For her PWB assignment in Gambia, she drew upon her experience with her grandmother, who was losing her vision at home in North Bay, Ont. “I cared deeply about the topic,” says Tignanelli. “I really brought my grandmother with me.”

She also had a schoolfriend with Down syndrome. “He was one of the best people I ever met. It breaks my heart to know that people don’t know how easy it is to embrace someone with Down syndrome.”

Growing up, Tignanelli wanted to become a veterinarian and expected to attend U of G. After discovering the arts in high school, she enrolled instead in studio art.

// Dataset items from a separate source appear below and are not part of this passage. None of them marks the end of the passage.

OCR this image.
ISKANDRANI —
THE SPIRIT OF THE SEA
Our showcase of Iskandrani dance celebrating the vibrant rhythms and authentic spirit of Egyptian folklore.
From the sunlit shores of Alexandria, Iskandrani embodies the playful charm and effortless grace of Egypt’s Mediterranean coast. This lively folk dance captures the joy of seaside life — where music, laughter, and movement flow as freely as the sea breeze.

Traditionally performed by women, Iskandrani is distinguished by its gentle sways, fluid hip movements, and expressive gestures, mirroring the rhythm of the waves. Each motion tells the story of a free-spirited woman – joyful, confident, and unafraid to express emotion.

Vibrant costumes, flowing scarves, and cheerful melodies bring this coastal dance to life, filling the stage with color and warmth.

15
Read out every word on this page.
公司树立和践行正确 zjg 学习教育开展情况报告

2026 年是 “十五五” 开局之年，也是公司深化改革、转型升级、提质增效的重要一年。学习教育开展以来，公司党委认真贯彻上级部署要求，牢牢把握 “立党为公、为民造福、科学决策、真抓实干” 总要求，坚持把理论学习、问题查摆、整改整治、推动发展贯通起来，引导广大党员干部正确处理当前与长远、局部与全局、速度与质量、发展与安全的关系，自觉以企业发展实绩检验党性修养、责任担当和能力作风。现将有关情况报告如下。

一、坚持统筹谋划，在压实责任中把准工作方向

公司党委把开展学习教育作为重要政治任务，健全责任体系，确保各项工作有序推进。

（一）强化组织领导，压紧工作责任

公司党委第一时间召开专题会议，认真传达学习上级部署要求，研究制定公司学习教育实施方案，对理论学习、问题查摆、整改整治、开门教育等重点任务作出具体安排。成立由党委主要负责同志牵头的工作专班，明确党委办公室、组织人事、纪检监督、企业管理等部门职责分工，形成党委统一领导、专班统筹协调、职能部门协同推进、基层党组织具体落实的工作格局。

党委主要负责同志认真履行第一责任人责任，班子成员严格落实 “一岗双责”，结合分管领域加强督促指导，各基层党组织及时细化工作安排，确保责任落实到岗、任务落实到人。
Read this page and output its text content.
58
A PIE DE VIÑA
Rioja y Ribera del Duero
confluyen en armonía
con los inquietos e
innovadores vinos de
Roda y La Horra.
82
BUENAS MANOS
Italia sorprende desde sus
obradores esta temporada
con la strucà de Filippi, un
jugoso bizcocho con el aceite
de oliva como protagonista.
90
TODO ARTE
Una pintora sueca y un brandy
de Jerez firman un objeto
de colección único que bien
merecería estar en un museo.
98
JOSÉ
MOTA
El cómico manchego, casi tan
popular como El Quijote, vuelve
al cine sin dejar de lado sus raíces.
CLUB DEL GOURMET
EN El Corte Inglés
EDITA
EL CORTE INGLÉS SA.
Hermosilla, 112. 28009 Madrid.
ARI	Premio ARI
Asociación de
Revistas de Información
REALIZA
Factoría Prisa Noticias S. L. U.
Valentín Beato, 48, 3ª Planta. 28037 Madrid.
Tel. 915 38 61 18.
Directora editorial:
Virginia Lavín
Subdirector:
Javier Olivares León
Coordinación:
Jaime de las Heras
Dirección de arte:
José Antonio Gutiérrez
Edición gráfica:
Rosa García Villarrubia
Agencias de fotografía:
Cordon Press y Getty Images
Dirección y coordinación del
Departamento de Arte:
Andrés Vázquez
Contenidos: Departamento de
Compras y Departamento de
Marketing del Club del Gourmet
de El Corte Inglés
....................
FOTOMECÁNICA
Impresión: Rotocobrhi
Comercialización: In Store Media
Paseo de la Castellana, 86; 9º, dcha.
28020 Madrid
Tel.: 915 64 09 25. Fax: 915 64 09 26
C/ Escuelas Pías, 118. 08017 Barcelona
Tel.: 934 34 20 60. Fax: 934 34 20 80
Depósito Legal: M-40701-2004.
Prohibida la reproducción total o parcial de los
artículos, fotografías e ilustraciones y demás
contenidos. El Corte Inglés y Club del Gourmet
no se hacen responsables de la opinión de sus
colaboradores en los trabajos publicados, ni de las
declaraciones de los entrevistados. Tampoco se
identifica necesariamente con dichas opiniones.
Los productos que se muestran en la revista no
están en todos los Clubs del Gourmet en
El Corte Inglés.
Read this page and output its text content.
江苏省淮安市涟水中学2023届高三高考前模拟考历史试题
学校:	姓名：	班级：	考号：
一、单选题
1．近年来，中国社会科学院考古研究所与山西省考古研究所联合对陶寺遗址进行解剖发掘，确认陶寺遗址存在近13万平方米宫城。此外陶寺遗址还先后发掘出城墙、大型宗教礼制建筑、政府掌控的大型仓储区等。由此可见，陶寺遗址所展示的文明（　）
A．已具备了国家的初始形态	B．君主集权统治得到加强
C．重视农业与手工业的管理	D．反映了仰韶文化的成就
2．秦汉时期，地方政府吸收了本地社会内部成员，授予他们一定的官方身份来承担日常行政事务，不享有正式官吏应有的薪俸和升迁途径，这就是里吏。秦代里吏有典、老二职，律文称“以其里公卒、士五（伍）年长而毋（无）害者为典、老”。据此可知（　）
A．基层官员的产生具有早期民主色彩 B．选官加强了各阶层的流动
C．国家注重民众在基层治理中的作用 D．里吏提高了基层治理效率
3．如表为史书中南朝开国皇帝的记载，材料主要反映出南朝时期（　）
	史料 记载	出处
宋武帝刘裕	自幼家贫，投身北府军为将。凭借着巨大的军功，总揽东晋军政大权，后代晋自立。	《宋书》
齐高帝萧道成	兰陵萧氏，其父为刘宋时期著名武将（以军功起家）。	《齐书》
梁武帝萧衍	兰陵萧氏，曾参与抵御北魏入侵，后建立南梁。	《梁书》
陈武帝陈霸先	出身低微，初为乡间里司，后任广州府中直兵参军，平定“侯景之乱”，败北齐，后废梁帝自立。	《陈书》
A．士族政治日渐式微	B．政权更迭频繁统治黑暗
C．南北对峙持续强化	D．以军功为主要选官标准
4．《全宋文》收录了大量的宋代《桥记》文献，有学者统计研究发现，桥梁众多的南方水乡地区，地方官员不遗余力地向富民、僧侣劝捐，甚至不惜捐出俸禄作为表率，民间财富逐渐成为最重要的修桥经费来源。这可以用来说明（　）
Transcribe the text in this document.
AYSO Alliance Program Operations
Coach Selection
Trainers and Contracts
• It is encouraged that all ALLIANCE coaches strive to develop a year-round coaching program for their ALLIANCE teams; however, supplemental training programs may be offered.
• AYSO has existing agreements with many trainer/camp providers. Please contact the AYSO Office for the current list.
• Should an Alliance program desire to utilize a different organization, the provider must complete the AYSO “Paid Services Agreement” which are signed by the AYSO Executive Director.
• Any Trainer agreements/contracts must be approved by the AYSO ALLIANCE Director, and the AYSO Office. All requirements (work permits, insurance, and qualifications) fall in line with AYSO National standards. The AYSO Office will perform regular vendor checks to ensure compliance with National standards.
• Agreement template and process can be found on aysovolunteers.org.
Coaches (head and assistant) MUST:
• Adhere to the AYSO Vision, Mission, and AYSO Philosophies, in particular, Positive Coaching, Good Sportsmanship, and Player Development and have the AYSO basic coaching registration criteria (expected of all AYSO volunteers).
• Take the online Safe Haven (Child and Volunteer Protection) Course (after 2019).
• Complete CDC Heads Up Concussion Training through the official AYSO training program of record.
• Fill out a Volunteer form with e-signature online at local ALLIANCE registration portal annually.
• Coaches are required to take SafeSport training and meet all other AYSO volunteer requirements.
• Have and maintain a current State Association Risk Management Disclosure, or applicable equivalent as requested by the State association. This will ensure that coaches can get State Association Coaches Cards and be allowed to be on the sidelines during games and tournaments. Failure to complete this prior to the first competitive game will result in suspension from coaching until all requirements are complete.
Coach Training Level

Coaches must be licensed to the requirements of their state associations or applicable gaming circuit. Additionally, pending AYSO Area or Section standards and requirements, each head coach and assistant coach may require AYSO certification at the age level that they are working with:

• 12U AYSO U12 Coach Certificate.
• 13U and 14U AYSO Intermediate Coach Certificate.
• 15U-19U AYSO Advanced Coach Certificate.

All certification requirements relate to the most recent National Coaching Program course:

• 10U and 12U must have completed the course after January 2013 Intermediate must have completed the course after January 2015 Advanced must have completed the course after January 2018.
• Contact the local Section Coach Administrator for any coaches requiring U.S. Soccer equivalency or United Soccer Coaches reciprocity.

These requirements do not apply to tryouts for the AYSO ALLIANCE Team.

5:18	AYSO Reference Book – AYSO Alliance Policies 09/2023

During her undergrad, she gravitated toward photography and videography. She also became involved with arts groups on and off campus, including helping to run U of G’s Fine Arts Network and art history symposium and working with local galleries. She also worked as photo editor and office manager for the Ontarion student newspaper.

Since graduating in 2012, she has shown her work in exhibitions and worked in photojournalism and film for clients including the CBC and the Globe and Mail.

In 2018, she completed a photojournalism diploma at Loyalist College in Belleville, Ont. Another alumnus there pointed her to the Photographers Without Borders program.

Tignanelli’s series of photos of transient people in British Columbia and Yukon, called Wilds of the West, was reviewed in 2020 among the top six Canadian documentary photo series by Ciel Variable magazine.

That year, she also worked with photojournalist Annie Sakkab on a short film, Hollie’s Dress, that was selected for a world premiere at the Hot Docs International Film Festival in Toronto.

Now living in North Bay, she will return to U of G in winter 2022 to begin a master’s degree in art history and visual culture.

A story about Tignanelli this year in BayToday.ca said photojournalists chosen by PWB donate their time and skills to the organization. Participants must come up with their own travel funds; a T-shirt campaign by several North Bay groups is intended to help her raise money for the assignment.